In brief, my underlying argument is this:

You’ve probably all seen privacy threads where an aggrieved data subject says “All I want is to be given back *my* data”… The implicit assumption is that, in some way, I ‘own’ my [sic] personal data. Unfortunately, not far down the line that leads to all kinds of unwanted consequences, and therefore we’re better off not starting out with a model based on concepts of ‘ownership’ if at all possible.

For instance, as Bob Blakley pithly put it, “You can’t control the stories other people tell about you”. There’s lots of personal data about you over which you have no control, let alone ‘ownership’, because it’s generated by other people. The only time you get control over it is, for instance, if the information is libellous. Even then, you don’t get ‘ownership’ of the data, but you get the opportunity to exercise certain rights pertaining to it. [The Google “de-indexing” ruling of 2014 is a classic example of this principle.]

Similarly, a model based on a concept of ‘ownership’ doesn’t work well for informational resources that can be ‘stolen’ from you, yet still leave you in possession of the data. Think of copyright digital media… you own the CD of Beethoven’s 5th., but there are rights to do with the original work (or the performance) that you don’t enjoy.
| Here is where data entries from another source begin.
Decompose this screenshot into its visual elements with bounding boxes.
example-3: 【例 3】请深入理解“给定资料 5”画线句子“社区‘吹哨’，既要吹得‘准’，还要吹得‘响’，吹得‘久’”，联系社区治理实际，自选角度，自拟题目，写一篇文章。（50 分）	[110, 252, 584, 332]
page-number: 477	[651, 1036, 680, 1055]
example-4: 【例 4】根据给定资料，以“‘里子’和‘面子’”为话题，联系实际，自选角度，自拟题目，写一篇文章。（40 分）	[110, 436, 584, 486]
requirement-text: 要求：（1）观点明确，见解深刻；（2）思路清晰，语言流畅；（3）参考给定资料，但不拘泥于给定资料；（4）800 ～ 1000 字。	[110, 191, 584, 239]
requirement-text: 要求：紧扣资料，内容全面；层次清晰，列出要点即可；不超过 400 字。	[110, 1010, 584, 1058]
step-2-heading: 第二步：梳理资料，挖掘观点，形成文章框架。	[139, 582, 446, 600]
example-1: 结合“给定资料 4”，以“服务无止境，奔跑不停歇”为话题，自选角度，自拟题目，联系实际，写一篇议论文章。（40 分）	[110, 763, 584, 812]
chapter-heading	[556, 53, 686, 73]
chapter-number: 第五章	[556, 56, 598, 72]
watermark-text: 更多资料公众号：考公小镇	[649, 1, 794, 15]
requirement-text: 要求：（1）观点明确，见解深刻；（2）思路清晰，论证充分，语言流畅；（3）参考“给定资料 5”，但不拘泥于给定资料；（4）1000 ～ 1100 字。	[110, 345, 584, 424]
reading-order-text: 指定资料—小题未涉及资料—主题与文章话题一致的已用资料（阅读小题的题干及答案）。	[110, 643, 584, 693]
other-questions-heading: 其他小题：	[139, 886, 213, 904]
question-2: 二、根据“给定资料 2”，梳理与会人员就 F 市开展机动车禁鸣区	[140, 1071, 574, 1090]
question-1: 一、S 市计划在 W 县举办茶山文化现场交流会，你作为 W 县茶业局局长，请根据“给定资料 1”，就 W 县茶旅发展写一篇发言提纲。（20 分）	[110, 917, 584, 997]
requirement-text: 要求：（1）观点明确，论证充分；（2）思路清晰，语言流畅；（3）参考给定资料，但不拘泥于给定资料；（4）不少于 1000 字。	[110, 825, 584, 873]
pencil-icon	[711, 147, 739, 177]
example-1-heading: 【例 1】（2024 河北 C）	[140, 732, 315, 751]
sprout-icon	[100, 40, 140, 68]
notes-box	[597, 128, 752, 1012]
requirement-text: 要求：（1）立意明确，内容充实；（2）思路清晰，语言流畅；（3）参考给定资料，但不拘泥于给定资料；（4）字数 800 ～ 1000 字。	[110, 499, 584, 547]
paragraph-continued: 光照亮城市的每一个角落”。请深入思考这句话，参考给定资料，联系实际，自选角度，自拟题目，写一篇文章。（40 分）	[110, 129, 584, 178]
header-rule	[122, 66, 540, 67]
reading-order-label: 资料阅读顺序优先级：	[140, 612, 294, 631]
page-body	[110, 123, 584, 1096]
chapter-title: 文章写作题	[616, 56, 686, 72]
Legally – at least in the UK and US, and I believe elsewhere, too – there are distinctions between the treatment of “personal property” (or personalty) and “real property” (or realty), my own belief is that we’re better off treating personal data as if it were realty than as if it were personalty. This is especially true of the legal remedies when something is stolen from you. What has to happen in the case of realty offers a better model than the legal remedies for theft of personalty.

I know this is a rather terse and dense statement of the issue – there are doubtless points here that could be unpacked in far greater detail – but suffice to say, I think an approach based on assumptions of ‘rights’ over data has fewer problems than one based on assumptions of ‘ownership’. Think of personal data such as location/tracking/behavioural data: it makes little sense to claim that I ‘own’ the data collected about my path through a shopping mall, but it makes a lot of sense to claim that I have certain rights relating to it.

[Update]: since I initially wrote this, I have actually tended to take a tougher line still. In my view, not only do I have rights relating to data about me; I also, I believe, have rights relating to data that affect me. I sometimes express this as “PII should be re-defined from ‘Personally Identifiable Information’ to ‘Privacy-Impacting Information'”. This might reflect more accurately the reality of today’s personal data ecosystem, in which you are affected not only by personally identifiable data, but also:

  • by inferences drawn from that data
  • by personally identifiable data about other people thought to be similar to you
  • by aggregations of metadata
  • by aggregated data about the behaviour of others.

In short, trying to protect your own privacy and self-determination by focussing solely on data over which you think you have “ownership” is likely to prove ineffective, and will fail to address a significant proportion of the real privacy risk.